The French King, I suppose, wasn’t accustomed to being lectured on the price of bread and the need to pay taxes. He hesitated, then conceded a little ground, thinking perhaps that it would be easily enough regained. In July his militias were ordered to surround Paris to remind the people of his sovereign power, but he misjudged the tide. The people were already on the streets and two great arsenals were seized. At the Bastille, when the governor tried to prevent the mob from making off with gunpowder and muskets, he was cut to pieces in the street.

It was not the English way. If there was a march because barley was in short supply or oats had gone up in price, or if carters were discontented and a tollgate was pulled down, when the point had been made everyone went home to their beds.
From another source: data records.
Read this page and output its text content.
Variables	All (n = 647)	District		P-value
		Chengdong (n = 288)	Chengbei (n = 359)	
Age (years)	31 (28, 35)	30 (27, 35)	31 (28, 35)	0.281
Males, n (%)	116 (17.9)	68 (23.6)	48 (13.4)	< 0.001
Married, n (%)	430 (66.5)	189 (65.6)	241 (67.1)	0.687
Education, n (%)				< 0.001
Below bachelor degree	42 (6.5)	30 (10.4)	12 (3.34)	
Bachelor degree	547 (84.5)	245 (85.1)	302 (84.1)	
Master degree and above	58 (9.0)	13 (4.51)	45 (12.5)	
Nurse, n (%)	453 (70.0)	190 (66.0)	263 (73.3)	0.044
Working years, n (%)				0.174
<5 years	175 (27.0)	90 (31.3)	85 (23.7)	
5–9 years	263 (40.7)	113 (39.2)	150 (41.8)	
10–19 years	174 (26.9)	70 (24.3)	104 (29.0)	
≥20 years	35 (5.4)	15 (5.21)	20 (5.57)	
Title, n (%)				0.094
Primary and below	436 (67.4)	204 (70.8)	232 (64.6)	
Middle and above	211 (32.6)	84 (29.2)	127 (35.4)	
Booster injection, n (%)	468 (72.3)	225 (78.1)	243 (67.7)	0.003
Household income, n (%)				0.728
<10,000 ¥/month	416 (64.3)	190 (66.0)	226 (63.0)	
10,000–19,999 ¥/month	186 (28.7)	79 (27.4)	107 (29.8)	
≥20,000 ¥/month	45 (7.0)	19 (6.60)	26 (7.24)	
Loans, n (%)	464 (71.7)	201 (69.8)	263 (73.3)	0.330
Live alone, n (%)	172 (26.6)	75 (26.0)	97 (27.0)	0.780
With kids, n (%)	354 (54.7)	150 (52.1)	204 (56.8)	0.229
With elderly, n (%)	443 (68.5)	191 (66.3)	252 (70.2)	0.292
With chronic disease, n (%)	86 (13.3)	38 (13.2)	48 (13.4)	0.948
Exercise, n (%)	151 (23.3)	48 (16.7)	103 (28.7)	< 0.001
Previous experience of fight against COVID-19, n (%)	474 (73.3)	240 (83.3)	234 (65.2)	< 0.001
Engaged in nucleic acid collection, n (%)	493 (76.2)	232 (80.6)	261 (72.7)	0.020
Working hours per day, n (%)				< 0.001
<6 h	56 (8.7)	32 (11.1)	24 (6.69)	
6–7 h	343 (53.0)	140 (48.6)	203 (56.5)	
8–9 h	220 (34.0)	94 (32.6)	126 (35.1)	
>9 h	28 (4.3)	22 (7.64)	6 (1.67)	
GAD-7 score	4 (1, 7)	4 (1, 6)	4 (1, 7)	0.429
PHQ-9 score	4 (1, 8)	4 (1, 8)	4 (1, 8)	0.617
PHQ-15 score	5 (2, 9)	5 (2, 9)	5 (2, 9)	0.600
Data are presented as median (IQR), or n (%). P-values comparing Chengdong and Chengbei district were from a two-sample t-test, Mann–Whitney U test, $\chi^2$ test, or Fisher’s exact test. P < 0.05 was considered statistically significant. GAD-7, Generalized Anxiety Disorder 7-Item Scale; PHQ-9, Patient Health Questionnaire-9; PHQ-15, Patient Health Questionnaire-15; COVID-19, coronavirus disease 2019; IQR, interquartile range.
And if they found they couldn’t sleep, they composed a pamphlet. In England the weapon was the pen not the pike. Nevertheless, a tremor of unrest was brought even into our peaceable house. Morphew, who had never been known to miss a meeting of the Haymarket Grumblers’ Club, began instead to attend debates organized by the Friends of Liberty. He brought home a paper, On the Grievances of the French People, which he asked me to read aloud to Twyvil and Susan after Mother had retired for the night.

He said, ‘You’ll make a better job of it than me, Miss Nellie, for it gets me all choked up. And you may learn something from it, besides. Something as may be worth passing on to certain friends of yours.’